ECONOMICS OF GRIEF: New evidence of the impact on parents of losing a child

  • Published Date: September 2017

The loss of a child has an immediate effect on almost every aspect of family life – from reducing household income to increasing the likelihood of divorce and reduced mental health.

Parents’ economic wellbeing also suffers for a long time after intense grief has subsided: in some cases, the chances of being out of work years after the child’s death is 9% greater than if the child had not died, while the probability that a parent would be hospitalised for mental health problems is two to three times higher than otherwise.

These are among the findings of a new study by Professor Gerard van den Berg, Petter Lundborg and Johan Vikström, published in the September 2017 issue of the Economic Journal. Their findings could help policy-makers improve the support provided to bereaved parents, which in turn could reduce the economic costs to the family and the state.

The researchers present a comprehensive picture of the devastating social and economic impact of a child’s death by analysing extensive information on the parents of all Swedish children aged one or older who died from traffic collisions or sudden accidents between 1993 and 2003 – almost 2,000 children.

In such cases, parents could not have modified their behaviour in response to an impending death, making their situation just before the tragedy comparable to parents in similar circumstances that have not lost a child.

Professor van den Berg explains:

‘Clearly, grief may lead to sickness absence. But in some cases, the parent decides to quit work or is pushed into a long-term sickness programme. The resulting prolonged spells of inactivity may have persistent negative effects on the individual's labour market chances.’

‘After a substantial amount of time out of work, it becomes more and more difficult to find a job again. In extreme cases, the parent will never work again and could separate from their partner.’

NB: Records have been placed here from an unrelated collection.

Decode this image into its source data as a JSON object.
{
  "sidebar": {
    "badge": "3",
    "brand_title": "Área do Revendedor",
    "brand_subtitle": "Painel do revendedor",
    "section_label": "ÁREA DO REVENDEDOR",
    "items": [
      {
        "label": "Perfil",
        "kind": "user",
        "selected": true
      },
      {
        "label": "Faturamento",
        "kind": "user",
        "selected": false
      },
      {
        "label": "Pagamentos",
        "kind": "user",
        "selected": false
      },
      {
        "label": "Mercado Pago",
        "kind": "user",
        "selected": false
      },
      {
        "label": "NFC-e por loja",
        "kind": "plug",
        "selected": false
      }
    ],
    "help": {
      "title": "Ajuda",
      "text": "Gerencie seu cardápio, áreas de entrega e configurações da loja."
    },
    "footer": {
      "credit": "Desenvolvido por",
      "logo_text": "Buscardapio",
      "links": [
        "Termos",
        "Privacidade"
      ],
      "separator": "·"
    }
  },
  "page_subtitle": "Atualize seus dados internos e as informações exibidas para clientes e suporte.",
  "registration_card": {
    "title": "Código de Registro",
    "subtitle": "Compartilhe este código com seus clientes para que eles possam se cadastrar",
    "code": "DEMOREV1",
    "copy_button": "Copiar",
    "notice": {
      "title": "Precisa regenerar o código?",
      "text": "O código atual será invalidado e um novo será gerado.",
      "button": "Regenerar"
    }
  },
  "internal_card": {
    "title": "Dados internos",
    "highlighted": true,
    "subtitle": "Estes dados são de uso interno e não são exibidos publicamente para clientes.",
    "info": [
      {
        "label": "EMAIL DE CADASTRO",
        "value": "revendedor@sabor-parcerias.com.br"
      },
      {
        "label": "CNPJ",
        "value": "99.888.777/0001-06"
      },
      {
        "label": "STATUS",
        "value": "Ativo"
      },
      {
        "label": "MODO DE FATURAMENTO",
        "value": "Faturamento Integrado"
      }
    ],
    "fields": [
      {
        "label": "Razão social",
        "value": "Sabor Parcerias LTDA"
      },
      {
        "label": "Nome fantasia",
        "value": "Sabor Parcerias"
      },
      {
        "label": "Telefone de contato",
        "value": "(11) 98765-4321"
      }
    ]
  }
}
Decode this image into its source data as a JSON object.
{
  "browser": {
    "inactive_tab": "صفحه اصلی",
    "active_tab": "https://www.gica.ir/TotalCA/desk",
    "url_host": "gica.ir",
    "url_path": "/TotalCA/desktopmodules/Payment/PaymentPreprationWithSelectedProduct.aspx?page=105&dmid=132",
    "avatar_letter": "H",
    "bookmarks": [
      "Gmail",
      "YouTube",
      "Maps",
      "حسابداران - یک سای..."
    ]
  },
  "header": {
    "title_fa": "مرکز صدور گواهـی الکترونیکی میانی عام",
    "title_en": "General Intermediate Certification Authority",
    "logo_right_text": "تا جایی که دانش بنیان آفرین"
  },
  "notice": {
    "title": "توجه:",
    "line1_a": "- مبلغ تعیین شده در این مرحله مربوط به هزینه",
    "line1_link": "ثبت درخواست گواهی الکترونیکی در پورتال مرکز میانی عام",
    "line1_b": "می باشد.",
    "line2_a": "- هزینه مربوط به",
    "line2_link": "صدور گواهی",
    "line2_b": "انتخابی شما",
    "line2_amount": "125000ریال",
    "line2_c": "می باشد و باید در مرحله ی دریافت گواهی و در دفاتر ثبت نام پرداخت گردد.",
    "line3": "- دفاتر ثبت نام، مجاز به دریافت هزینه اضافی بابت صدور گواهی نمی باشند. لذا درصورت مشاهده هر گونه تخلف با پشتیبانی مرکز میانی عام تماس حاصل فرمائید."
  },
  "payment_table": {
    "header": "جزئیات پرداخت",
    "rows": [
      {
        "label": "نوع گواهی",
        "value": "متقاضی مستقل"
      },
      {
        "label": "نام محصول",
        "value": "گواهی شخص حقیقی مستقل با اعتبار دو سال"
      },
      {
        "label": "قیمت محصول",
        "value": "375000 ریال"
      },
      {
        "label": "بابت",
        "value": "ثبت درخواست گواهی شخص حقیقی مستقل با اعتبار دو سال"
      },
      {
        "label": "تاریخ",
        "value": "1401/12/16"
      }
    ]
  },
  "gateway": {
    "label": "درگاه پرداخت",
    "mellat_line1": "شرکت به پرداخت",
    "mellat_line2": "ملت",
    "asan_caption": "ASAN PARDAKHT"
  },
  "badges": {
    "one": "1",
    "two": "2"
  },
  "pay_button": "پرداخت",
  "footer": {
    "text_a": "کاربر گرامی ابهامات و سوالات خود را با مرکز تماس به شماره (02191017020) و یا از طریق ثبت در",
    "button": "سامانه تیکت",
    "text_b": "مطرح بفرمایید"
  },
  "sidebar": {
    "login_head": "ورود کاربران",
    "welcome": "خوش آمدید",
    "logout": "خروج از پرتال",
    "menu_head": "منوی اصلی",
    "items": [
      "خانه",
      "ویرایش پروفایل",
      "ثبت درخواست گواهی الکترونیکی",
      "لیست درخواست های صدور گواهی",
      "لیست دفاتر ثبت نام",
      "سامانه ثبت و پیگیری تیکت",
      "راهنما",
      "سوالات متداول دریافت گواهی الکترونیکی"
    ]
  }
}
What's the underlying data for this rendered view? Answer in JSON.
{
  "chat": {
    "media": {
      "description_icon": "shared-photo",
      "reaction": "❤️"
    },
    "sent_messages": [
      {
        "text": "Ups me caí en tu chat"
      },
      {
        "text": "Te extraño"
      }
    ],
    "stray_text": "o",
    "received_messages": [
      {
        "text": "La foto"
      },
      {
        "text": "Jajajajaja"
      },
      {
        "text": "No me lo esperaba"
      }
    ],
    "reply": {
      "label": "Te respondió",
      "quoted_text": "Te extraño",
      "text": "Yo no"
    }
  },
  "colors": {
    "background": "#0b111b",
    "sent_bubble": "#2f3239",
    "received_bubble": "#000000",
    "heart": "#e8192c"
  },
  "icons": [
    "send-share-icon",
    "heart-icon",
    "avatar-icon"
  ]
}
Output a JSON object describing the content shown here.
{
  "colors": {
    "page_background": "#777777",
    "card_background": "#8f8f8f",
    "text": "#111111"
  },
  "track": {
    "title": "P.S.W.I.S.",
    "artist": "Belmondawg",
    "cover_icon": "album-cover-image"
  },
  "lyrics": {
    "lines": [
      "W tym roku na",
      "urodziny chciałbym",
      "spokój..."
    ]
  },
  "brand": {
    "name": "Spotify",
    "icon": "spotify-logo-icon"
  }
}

‘A loss of employment seems to trigger a downward spiral in parents’ subsequent lives. This suggests that it is important to communicate to parents who have just lost a child that they should try, where possible, to continue working.’

‘In addition, if such parents do actually quit employment, it may be sensible to think about how these people can get professional support and help to prevent a downward spiral in their subsequent lives.’

The study shows that the estimated effects on a grieving parent are invariant to most characteristics of the child; they do not depend on the age of the child, where the child is in the family birth order or overall family size. Professor van den Berg adds:

‘Whether the child is a son or a daughter does not matter either, with one exception. If a family has more than one daughter and one of them dies, then the father seems to be less affected than if the family has multiple sons of which one dies.’

‘In the latter scenario, the father's income goes down more strongly than in the former. For mothers, we do not see such differences, and if the only daughter dies, then there is no difference for fathers either.’

ENDS


Notes for editors: ‘The Economics of Grief’ by Gerard van den Berg, Petter Lundborg and Johan Vikström is published in the September 2017 issue of the Economic Journal.

Gerard van den Berg is at the University of Bristol. Petter Lundborg is at Lund University. Johan Vikström is at Uppsala University.